Morel’s restrained keyboards and calming demeanor anchored down the band nicely. When I discovered Brendan Canty of Fugazi/Rites of Spring fame, was manning the kit, I was ecstatic. Canty is a punk rock legend and true technician with quiet flare. While not as booming as the thunderous Sugar drummer Malcolm Travis, Canty was on fire and very cheerful, which added great vibe to the show.
The band ripped through the first nine songs (lots of Sugar and solo classics) at a brisk pace and slowed it down with the euphonic “High Fidelity.” When I heard the opening chords to the next song, it got a bit emotional for this lad. I first heard Husker Du’s “Hardly Getting Over It” back when I was 16, I was floored at the time to hear something so quietly effecting amidst the maelstrom of beautiful punk distortion. The song is a simple rumination on loss and death. The two lines that stuck out right away were:
“My parents, they just wonder when they both are going to die / And what am I to do when they die?”
At that young age I wondered, “Yeah, what the hell would I do if my parents died?” Obviously Bob thought about it a lot.
My parents our now deceased; my dad ten years ago, my mother just recently and unexpectedly. Despite loving this song, I now fear it. It completes wrecks me, but I have to listen. By the end, it oddly brings me comfort because it makes think of my mom and dad at a happy time when they were both with me.
Mould slowed down this version even more than the original and it was a thing of beauty. Thank god, he quickly followed it up with another all-time favorite, “Could You Be The One?” (as close as the Huskers got to a pop rock hit), because I was a complete puddle. To keep the Husker Du goodness going, Bob sped through a down and dirty version of “I Apologize” from “New Day Rising.” “I’m Sorry” songs do not get much better than this.
In you haven’t noticed by this point in the review, I simply loved this performance. Loved every single note of it. I was entranced not only by the band’s note-perfect renditions, but also the stellar production. It was top-notch with crystal clear audio and video, at least 4 cameras covered the action.
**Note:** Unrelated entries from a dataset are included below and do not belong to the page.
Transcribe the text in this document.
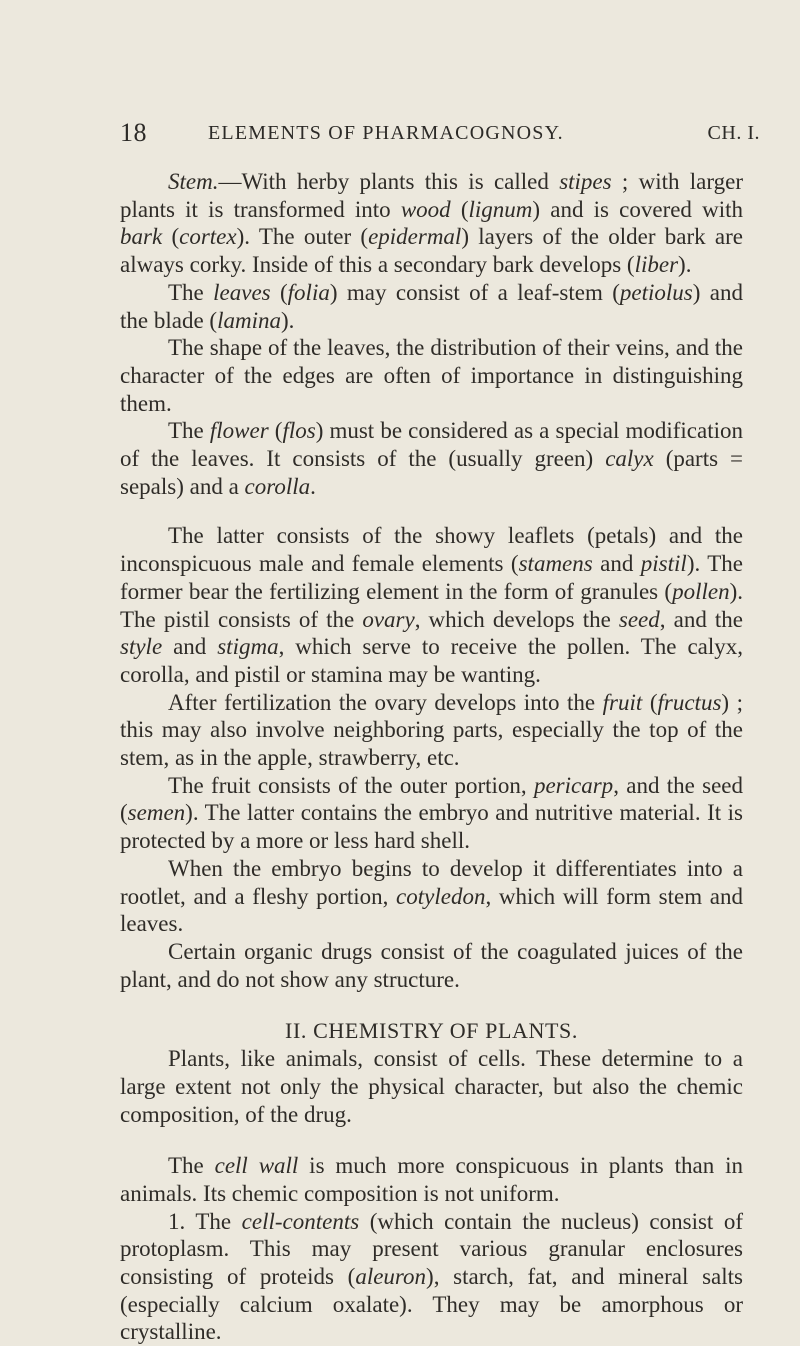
18	ELEMENTS OF PHARMACOGNOSY.	CH. I.

Stem.—With herby plants this is called stipes ; with larger plants it is transformed into wood (lignum) and is covered with bark (cortex). The outer (epidermal) layers of the older bark are always corky. Inside of this a secondary bark develops (liber).

The leaves (folia) may consist of a leaf-stem (petiolus) and the blade (lamina).

The shape of the leaves, the distribution of their veins, and the character of the edges are often of importance in distinguishing them.

The flower (flos) must be considered as a special modification of the leaves. It consists of the (usually green) calyx (parts = sepals) and a corolla.

The latter consists of the showy leaflets (petals) and the inconspicuous male and female elements (stamens and pistil). The former bear the fertilizing element in the form of granules (pollen). The pistil consists of the ovary, which develops the seed, and the style and stigma, which serve to receive the pollen. The calyx, corolla, and pistil or stamina may be wanting.

After fertilization the ovary develops into the fruit (fructus) ; this may also involve neighboring parts, especially the top of the stem, as in the apple, strawberry, etc.

The fruit consists of the outer portion, pericarp, and the seed (semen). The latter contains the embryo and nutritive material. It is protected by a more or less hard shell.

When the embryo begins to develop it differentiates into a rootlet, and a fleshy portion, cotyledon, which will form stem and leaves.

Certain organic drugs consist of the coagulated juices of the plant, and do not show any structure.

II. CHEMISTRY OF PLANTS.

Plants, like animals, consist of cells. These determine to a large extent not only the physical character, but also the chemic composition, of the drug.

The cell wall is much more conspicuous in plants than in animals. Its chemic composition is not uniform.

1. The cell-contents (which contain the nucleus) consist of protoplasm. This may present various granular enclosures consisting of proteids (aleuron), starch, fat, and mineral salts (especially calcium oxalate). They may be amorphous or crystalline.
I haven’t watched many live concerts in a long time, so maybe there all this good?I know the latest Bad Religion at The Palladium DVD was aces.
The fun continued for Husker Du fans with the unexpected “Chartered Trips!” I never saw Husker Du perform anything from the epic Zen Arcade, but this insanely rocking performance was as close to the swirling chaos and explosive energy that permeated the classic record. Zen Arcade continues to astound me every time I listen to the double-CD. Many in the know will tell you this is a landmark album in indie music. So please check it out.
With the exception of a few tracks from his latest solo CD “Body of Song,” the set list was basically a greatest hits of Mould’s, including “If I Can’t Change Your Mind,’ “Helpless,” “Man on The Moon” and other beauties.
Middle age fits him well. Mould looks and sounds great and he seems to be at peace. While the rage that fueled many of his earlier songs is still present, he now seems to be enjoying himself as he performs. It doesn’t seem like a chore he must rush through. Right before he rips into the penultimate song of the night, “Makes No Sense at All,” he laughs quite a bit as he exchanges glances with his band mates. Laughing? Wow, even better than a smile.